Last month, Kuwaiti conglomerate Kharafi Group said it had agreed to sell 46 percent of Zain to a consortium led by India's Vavasi Group and including telecoms firms Bharat Sanchar Nigam and Mahanagar Telephone Nigam, and Malaysian billionaire Syed Mokhtar al-Bukhary.
"Zain's Africa talks are halted for this reason," Saad al-Barrak told reporters on Monday night when asked if talks had been frozen at the request of the potential consortium to buy the 46 percent stake in the whole company.
On Sept. 8, the managing director of Vavasi Group said the consortium will not sell Zain's African assets.
Zain, which operates in 24 countries, had said it was in talks to sell its African assets -- excluding Morocco and Sudan -- after French media and telecoms conglomerate Vivendi broke off talks on buying the operations.

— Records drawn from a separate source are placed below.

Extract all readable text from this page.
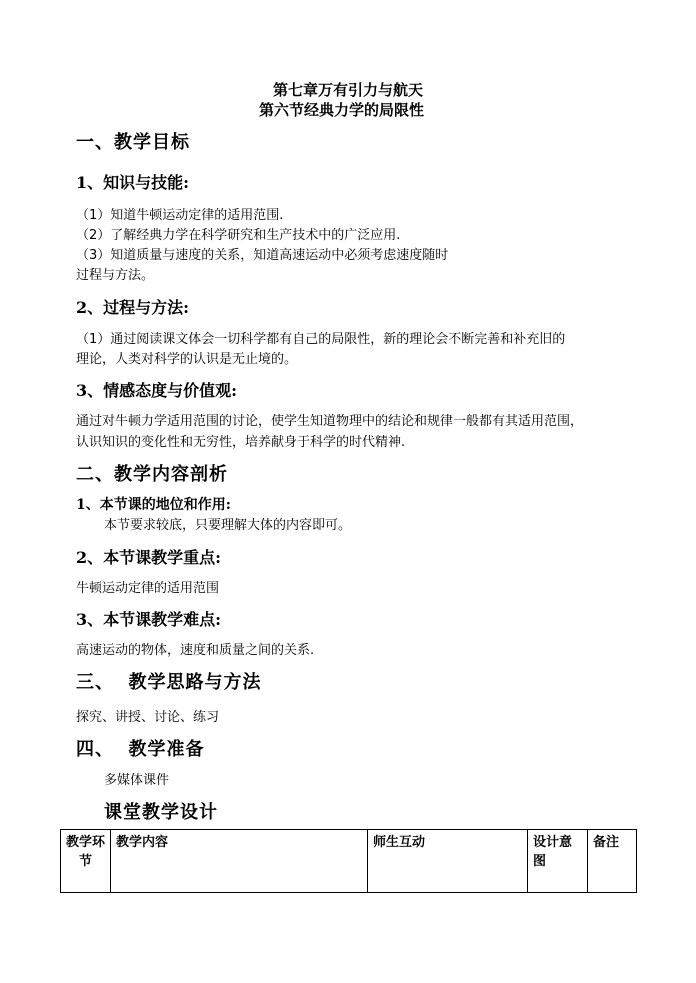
第七章万有引力与航天
第六节经典力学的局限性
一、教学目标
1、知识与技能:
（1）知道牛顿运动定律的适用范围.
（2）了解经典力学在科学研究和生产技术中的广泛应用.
（3）知道质量与速度的关系，知道高速运动中必须考虑速度随时
过程与方法。
2、过程与方法:
（1）通过阅读课文体会一切科学都有自己的局限性，新的理论会不断完善和补充旧的
理论，人类对科学的认识是无止境的。
3、情感态度与价值观:
通过对牛顿力学适用范围的讨论，使学生知道物理中的结论和规律一般都有其适用范围，
认识知识的变化性和无穷性，培养献身于科学的时代精神.
二、教学内容剖析
1、本节课的地位和作用:
本节要求较底，只要理解大体的内容即可。
2、本节课教学重点:
牛顿运动定律的适用范围
3、本节课教学难点:
高速运动的物体，速度和质量之间的关系.
三、  教学思路与方法
探究、讲授、讨论、练习
四、  教学准备
多媒体课件
课堂教学设计
教学环节	教学内容	师生互动	设计意图	备注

India's Reliance Communications, the country's No. 2 mobile operator, was said to be in talks for the assets.
Earlier on Monday, Kuwait's sovereign wealth fund said it might consider selling shares in Zain, in which it holds a 24.6 percent stake, though the fund is not party to talks between stockholders of the telecom firm and potential buyers.
Despite the sale talk, Barrak reiterated on Monday that he expects earnings before interest, taxes, depreciation and amortization, or EBITDA, to rise by 30 percent in 2009.
"Our (EBITDA) growth in the first eight months is 33 percent," he said. He declined to give a forecast of net profit in 2009.
"This year we do not have losses, we have profits, rewarding profits," he said.
Zain posted a 5.5 percent rise in second-quarter net profit to 78.8 million dinars ($274.8 million) on a higher number of customers.